Phoenix Park
One of Europe's largest city parks, with deer roaming freely inside the city limits.
Phoenix Park is a vast enclosed parkland on the western edge of Dublin city, covering over 700 hectares — making it one of the largest walled city parks in Europe, significantly bigger than New York's Central Park or London's Hyde Park. It has been a public green space since 1747, though its origins go back to the 1660s when the Duke of Ormonde enclosed the land as a deer park for Charles II. Today it sits right in the middle of a living city, and yet feels genuinely wild in places — a remarkable thing for a capital.
The park is home to a herd of around 600 fallow deer that roam freely and have done for centuries. You can walk or cycle for hours and still feel like you haven't covered it — past the Papal Cross (erected for John Paul II's 1979 visit, when over a million people gathered here), the Wellington Monument (the tallest obelisk in the British Isles), the Victorian walled kitchen garden at Ashtown, and the Dublin Zoo, which sits within the park's boundaries. The American Ambassador's residence and Áras an Uachtaráin, the official home of the Irish President, are both inside the park too. The Visitor Centre at Ashtown Castle is worth a stop for context.

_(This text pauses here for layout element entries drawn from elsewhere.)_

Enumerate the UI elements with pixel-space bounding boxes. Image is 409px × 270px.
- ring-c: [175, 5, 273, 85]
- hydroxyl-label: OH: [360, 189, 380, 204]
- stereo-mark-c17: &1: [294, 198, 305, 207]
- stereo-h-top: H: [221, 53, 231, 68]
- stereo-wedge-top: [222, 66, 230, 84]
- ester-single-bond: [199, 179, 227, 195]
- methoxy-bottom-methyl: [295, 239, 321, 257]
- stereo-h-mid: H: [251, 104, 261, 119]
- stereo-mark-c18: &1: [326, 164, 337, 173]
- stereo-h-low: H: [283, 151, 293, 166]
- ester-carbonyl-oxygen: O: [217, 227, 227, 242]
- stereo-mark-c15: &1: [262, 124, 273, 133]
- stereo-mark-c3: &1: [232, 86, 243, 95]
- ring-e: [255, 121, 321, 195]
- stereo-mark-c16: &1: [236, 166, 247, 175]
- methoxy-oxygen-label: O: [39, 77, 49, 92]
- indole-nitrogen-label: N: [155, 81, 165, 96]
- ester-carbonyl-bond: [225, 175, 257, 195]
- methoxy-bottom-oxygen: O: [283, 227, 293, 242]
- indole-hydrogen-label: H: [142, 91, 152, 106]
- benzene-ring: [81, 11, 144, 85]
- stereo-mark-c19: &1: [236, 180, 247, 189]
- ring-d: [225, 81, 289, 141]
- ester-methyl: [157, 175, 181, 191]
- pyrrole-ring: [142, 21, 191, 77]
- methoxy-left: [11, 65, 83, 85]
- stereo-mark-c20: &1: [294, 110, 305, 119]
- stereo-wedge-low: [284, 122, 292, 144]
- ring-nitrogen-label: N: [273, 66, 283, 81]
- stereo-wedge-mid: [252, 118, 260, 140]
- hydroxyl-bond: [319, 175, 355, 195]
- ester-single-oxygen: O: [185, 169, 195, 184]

The park is open 24 hours and entry is free — always has been, which feels like a gift from the city. Go early on a weekday morning if you want the deer-sighting experience without crowds; they tend to congregate around the Fifteen Acres area, the large open plain in the centre-west of the park. Cyclists can pick up bikes at the park gates. If you're arriving by public transport, the 37 bus from the city centre stops near the main Parkgate Street entrance.